Evidence I
1842: The Lowell Stretch-Out
A power loom at a New England textile mill. The overhead belt-drive system transmitted power from a central source to each machine.
In 1842, managers at the Lawrence Company’s Mill No. 2 in Lowell, Massachusetts made what looked like a sure bet. Their weavers, mostly young women, each operated two power looms. The mill had just purchased more machines. Give each weaver a third loom. Output rises 50%.
It did not work. A weaver’s real job was not pulling levers. It was watching. Scanning cloth for broken threads. Catching defects before they ruined a full run. Preventing jams that could destroy the loom. A third machine overwhelmed that attention. The mills cut loom speeds by 15% just to hold quality.1 It took over a year of retraining before weavers could run three looms at the original pace.2
The long arc tells the real story. Over the following decades, through sustained investment in training and process redesign, weavers eventually handled eight or more looms. Output per weaver grew roughly 25 times over the handloom baseline. Bessen’s analysis of original mill payroll records found that 62% of those productivity gains came from human skills enabling more machines.2 Not from better hardware.
Evidence II
1890s: The Thirty-Year Wait for Electricity
Factories began installing electric motors in the mid-1890s. The technology was clearly superior to steam. But for thirty years, electrified factories saw almost no increase in output.
The reason: they swapped in an electric motor where the steam engine had been and changed nothing else. Same layouts built around central drive shafts. Same workflows designed for a previous century.

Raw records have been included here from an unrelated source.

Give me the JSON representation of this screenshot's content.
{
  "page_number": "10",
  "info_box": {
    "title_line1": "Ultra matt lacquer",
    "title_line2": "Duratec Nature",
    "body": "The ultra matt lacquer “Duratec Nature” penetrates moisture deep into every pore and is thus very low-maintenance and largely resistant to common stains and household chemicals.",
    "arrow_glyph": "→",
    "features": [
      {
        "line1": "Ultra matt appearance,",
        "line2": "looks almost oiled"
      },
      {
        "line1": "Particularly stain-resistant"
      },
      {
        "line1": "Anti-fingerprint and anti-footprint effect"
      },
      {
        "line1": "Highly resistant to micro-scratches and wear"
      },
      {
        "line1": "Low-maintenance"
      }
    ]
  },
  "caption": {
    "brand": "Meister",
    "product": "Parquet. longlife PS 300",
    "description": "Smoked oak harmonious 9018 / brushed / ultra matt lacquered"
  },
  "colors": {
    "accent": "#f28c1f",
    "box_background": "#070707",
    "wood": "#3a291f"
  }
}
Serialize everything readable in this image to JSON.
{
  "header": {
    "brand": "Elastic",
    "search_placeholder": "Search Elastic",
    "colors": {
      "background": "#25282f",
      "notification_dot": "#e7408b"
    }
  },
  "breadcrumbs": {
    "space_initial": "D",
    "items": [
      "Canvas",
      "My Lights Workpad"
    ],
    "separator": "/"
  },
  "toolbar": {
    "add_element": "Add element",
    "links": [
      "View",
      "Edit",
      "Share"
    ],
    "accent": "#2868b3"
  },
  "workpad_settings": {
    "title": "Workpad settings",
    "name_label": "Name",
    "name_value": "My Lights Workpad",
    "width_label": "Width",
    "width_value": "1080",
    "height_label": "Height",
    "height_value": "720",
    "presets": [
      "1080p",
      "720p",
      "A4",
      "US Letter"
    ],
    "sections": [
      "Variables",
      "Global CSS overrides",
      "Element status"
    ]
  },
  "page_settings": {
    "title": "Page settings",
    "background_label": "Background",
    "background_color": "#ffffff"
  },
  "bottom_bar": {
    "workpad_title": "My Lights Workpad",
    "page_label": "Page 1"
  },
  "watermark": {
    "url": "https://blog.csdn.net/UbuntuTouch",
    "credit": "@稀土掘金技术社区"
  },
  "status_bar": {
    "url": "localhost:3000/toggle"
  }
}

Meaningful gains arrived only in the 1920s, when manufacturers redesigned everything. Single-story factories. Individual motors on each machine. New material flows and entirely new worker roles. Paul David’s research at Stanford found that roughly half of U.S. manufacturing productivity acceleration between 1919 and 1929 came from this organizational transformation.3 The electrical technology had been available for thirty years.
Evidence III
2026: The AI Productivity Gap
2026: AI tools are open. The workflow hasn’t changed.
The pattern is repeating.
Individual gains from AI tools are real. Developers complete specific coding tasks 55% faster with GitHub Copilot.4 Customer service agents resolve 14% more issues per hour.5 Management consultants finish work 25% faster at 40% higher quality.6
None of it is translating to organizational value. A 2025 NBER survey of nearly 6,000 executives across four countries found that 80 to 89% of firms report zero measurable productivity impact from AI.7 U.S. labor productivity rose only 2.8% in 2025.8
The diagnosis is identical to 1842 and 1895. Companies are installing AI where the old process used to be. Changing nothing else.
The Pattern
| Technology | Initial Result | What Unlocked Value | |
|---|---|---|---|
| Lowell, 1842 | Power looms | 15% speed cut, no output gain | Decades of training + redesign |
| Factories, 1895 | Electric motors | 30 years of flat productivity | Full factory + workflow redesign |
| Offices, 2024 | AI assistants | Task gains, zero firm impact | ? |
Every major technology transition follows the same sequence. The machine arrives. Leaders install it inside the old system. Results disappoint. Then someone redesigns the work, the roles, and the organization around what the technology makes possible.
The technology is never the bottleneck. The redesign is.
Sources
- Bessen, J. “More Machines or Better Machines…Or Better Workers?” NBER Conference Paper, 2008. Citing Montgomery, J. A Practical Detail of the Cotton Manufacture (1840), p. 132.
- Bessen, J. “Technology and Learning by Doing.” Research on Innovation, 2003. Primary records: Lawrence Company Mill No. 2 payrolls, Lowell, MA.
- David, P.A. “The Dynamo and the Computer: An Historical Perspective on the Modern Productivity Paradox.” American Economic Review 80, no. 2 (1990): 355–361.
- GitHub/Microsoft. “Research: Quantifying GitHub Copilot’s Impact on Developer Productivity.” GitHub Blog, 2022–ongoing.
- Brynjolfsson, E. et al. “Generative AI at Work.” NBER Working Paper / Quarterly Journal of Economics, 2023.
- Dell’Acqua, F. et al. “Navigating the Jagged Technological Frontier.” Harvard Business School Working Paper, 2023.
- Bessen, J. et al. “The Effects of AI Tools on Employment.” NBER Working Paper #34836, 2025. Survey of ~6,000 executives across US, UK, Germany, Australia.
- U.S. Bureau of Labor Statistics. Nonfarm Business Labor Productivity, 2025 annual data.